Souffle
L'air monte dans mes narines, descend dans mes poumons. La vie. Ne pas agir. Je voudrais faire durer la sensation de plénitude qui s'irradie dans le plexus, mais c'est impossible. L'air remonte et s'échappe par ma bouche entrouverte. Relâchement, abandon, le cycle se poursuit malgré moi. Ça respire, et ça pense. J'observe. L'air monte dans mes narines. Je suis une étincelle qui brille le temps d'une inspiration et s'éteindra à la fin d'une expiration.
- Sois joyeux dans ce souffle, car la vie elle-même est un souffle qui passe.*
La rue s'anime, les chats jouent dans l'escalier, les lits craquent, la maison s'éveille. Inspiration. Expiration comme un soupir. L'image de mon vieux chien proche de son dernier souffle s'impose, elle s'accroche un instant, nostalgique. Je reporte mon attention sur la vie qui entre à nouveau en moi. Être. Échapper un instant à la dictature des pensées : je pense donc je ne suis pas.

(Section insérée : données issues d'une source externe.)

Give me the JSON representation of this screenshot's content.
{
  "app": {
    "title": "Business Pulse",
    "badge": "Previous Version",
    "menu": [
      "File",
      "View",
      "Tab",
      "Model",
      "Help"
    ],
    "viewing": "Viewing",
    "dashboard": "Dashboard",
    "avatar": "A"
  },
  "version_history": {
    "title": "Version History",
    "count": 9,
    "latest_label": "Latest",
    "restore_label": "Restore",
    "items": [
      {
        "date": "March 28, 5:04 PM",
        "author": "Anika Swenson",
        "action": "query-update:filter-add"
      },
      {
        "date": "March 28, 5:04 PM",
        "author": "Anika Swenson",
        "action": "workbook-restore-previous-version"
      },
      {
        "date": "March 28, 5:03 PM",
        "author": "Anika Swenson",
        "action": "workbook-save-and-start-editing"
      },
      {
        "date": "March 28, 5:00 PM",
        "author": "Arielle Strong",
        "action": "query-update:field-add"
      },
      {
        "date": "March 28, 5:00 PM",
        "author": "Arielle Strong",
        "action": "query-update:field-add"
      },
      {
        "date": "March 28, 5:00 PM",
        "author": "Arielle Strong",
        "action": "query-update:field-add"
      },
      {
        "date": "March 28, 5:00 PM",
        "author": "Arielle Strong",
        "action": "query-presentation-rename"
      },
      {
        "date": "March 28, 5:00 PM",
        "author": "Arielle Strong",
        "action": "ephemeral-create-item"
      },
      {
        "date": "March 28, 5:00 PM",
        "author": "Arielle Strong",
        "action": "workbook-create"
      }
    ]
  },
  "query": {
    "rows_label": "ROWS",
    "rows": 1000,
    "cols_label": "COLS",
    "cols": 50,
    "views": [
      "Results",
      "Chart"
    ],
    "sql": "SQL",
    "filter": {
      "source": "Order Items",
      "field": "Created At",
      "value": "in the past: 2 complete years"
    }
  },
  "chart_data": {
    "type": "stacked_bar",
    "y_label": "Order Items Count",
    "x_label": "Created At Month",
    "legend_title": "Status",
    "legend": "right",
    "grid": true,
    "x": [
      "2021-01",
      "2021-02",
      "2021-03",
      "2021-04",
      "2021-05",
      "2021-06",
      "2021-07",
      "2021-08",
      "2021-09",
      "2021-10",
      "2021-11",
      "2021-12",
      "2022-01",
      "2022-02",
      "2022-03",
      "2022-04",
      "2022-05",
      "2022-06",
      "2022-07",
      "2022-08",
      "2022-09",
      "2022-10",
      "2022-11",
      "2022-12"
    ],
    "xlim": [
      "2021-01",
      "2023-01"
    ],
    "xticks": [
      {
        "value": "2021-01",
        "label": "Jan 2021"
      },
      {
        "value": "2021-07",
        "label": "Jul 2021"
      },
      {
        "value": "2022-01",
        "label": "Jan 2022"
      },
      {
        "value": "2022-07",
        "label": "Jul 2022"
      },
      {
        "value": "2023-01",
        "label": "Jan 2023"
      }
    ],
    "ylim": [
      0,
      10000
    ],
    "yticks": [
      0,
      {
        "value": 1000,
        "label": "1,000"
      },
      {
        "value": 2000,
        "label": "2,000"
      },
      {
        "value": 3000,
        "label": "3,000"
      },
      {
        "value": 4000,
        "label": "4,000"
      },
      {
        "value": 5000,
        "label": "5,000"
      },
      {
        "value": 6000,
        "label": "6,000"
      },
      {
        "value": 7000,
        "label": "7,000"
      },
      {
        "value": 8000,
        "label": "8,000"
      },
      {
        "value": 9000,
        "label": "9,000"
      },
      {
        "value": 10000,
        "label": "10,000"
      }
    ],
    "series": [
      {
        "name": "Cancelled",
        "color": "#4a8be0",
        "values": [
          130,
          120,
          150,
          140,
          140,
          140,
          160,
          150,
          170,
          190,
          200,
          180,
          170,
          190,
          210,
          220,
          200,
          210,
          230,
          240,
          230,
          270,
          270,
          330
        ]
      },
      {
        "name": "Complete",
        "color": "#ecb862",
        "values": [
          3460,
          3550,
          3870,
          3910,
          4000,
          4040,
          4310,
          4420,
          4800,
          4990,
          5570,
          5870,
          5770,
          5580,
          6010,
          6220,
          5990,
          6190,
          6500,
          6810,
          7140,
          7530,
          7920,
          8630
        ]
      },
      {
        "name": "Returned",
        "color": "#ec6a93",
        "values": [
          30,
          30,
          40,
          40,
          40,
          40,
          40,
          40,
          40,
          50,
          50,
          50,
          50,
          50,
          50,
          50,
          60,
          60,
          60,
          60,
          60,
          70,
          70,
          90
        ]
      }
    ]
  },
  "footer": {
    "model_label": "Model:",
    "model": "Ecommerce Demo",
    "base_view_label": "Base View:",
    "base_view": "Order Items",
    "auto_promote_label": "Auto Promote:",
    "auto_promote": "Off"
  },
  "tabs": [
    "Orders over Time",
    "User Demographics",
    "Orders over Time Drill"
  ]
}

Je ne peux maintenir mon attention. Autre image : mon père agonisant. Sa cage thoracique se soulève puis retombe. Il reste longtemps en apnée : est-ce son dernier souffle ? Non, une autre longue inspiration, elle résonne douloureusement en moi. Autre image : je plonge, je retiens mon souffle, je descends avec les autres enfants, en bas les langoustes semblent ne pas nous voir. J'en saisis une, et ne la lâche pas malgré les battements furieux de sa queue. Je remonte vers la surface, j'émerge dans le soleil, j'aspire l'air goulûment, je suis éternel, je ris.